3L’en-ergeia suppose donc un mouvement d’actualisation, une virtualité qui s’actualise. Dans la Métaphysique d’Aristote, l’energeia est l’être en puissance, l’être potentiel, mais qui porte un avenir, un éventuel, qui implique une création, un acte : c’est l’être en puissance qui va être en acte, alors que le mot dynamis est plus du côté du virtuel, de l’être en puissance qui reste potentiel, forces latentes (dynamis se traduit en latin par virtus ou potentia, alors que energeia se traduit en latin par vis ou actio). Bien sûr, il ne faut pas trop rigidifier cette nuance entre dynamis et energeia, mais il importe de la rappeler.
4D’où l’idée d’energeia divine. En effet, l’energeia est d’abord, dans la pensée aristotélicienne et néo-aristotélicienne, une notion théologique. Dieu premier moteur, primum movens, crée et meut le monde de l’extérieur. Dans cette conception, Dieu est transcendant, le mouvement est extrinsèque à la matière. Cette conception prévaudra jusqu’à l’âge classique (après quoi le matérialisme – et ce sera un tournant radical – concevra l’idée d’un mouvement intrinsèque à la matière, et d’une énergie inhérente à la matière).

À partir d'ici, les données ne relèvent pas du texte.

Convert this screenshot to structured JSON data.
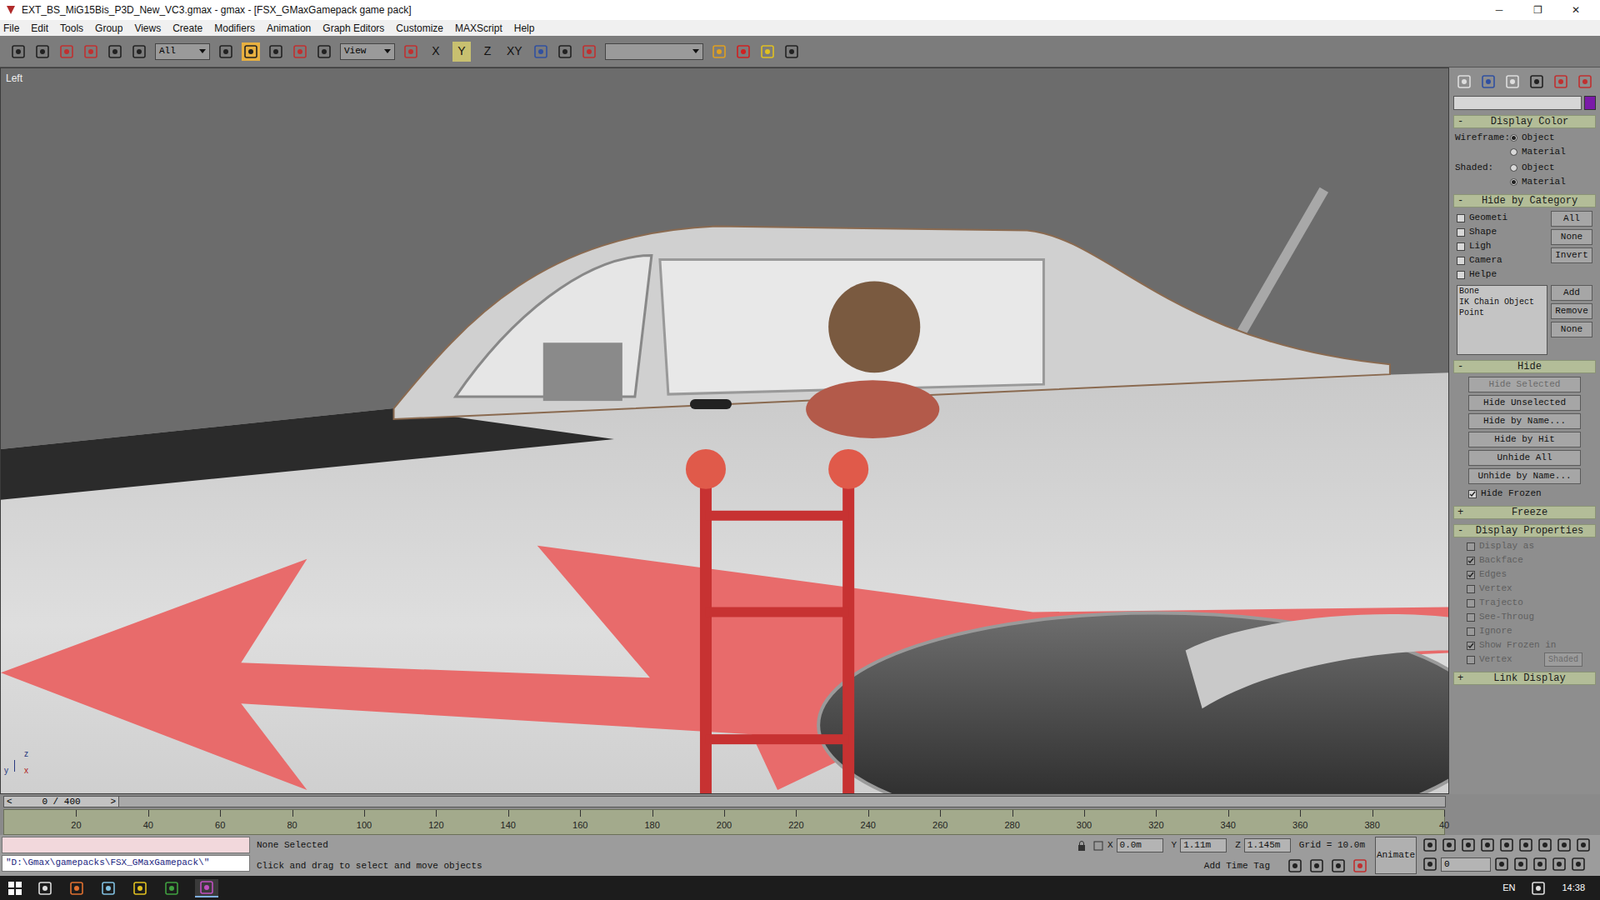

5Dans l’ontologie et la théologie néo-aristotéliciennes, l’energeia par excellence est celle du Logos créateur de Dieu (la Parole, le Verbe). Dans le premier chapitre de la Genèse, chaque acte créateur de la part de Dieu est en même temps un acte de parole (« Et Dieu dit »), ce que le début de l’Évangile de Jean synthétise ainsi : « Au commencement était le Verbe, […]. Et par Lui tout a été fait ». En Dieu, la dynamis se fait energeia par le Logos créateur.
6D’où l’importance particulière de la notion d’energeia en rhétorique (et notamment dans la rhétorique de l’âge classique), dans cette discipline qui étude l’efficacité de la parole (humaine), l’aptitude de la parole à convaincre son récepteur et à l’émouvoir (movere), à provoquer en lui motion et émotion. Dans la rhétorique d’Aristote, il y a un lien entre les deux notions d’energeia de la parole et d’enargeia de la parole. L’enargeia (de l’adjectif énargès : clair et net) désigne la clarté du discours, la netteté de l’expression, la vivacité et l’évidence de la parole. Dans la rhétorique classique, l’enargeia produit un effet sur le récepteur (lecteur ou auditeur), l’enargeia produit une energeia, l’enargeia possède une energeia rhétorique. L’energeia rhétorique de l’esthétique classique est fondé sur l’enargeia (clarté, netteté). Cela sera cependant mis en question au XVIIIe siècle, lorsqu’on envisagera une energeia du discours, une énergie de la parole, qui se dispense de l’enargeia classique, une énergie rhétorique qui se dispense de la clarté et des règles et des formes statiques du classicisme : déplacement qui est à l’origine de la modernité.
7L’usage de la notion d’energeia dans le domaine rhétorique et linguistique se prolongera encore après l’âge classique chez Wilhelm von Humboldt (1767-1835). Dans son Introduction à l’œuvre sur le kavi, Humboldt écrit : « En elle-même, la langue est non pas un ouvrage fait (Ergon), mais une activité en train de se faire (Energeia). Aussi sa vraie définition ne peut-elle être que génétique »2. Il y a là une conception dynamique de la langue conçue non pas (ou pas seulement) comme une structure statique a priori en amont (les règles de la grammaire), ni comme un produit fini achevé en aval (ergon), mais comme un processus dynamique de production, d’actualisation, en cours. Le XIXe siècle est en effet l’époque d’une pensée dynamique, historique, génétique, diachronique, dialectique, évolutionniste (et thermodynamique) : une pensée qui valorise la primauté de la diachronie sur la synchronie, de l’évolution sur le système, de la linguistique historique sur les structures a priori du langage, du devenir dynamique sur le statique, des forces sur les formes (les forces engendrent des formes, transforment les formes), selon le modèle organique du flux. Pour Humboldt le langage est énergie : la « Sprachkraft » (force de la langue) transforme les « Sprachformen » (formes linguistiques) en ergon (le produit fini), et cela par l’énergie d’un sujet produisant.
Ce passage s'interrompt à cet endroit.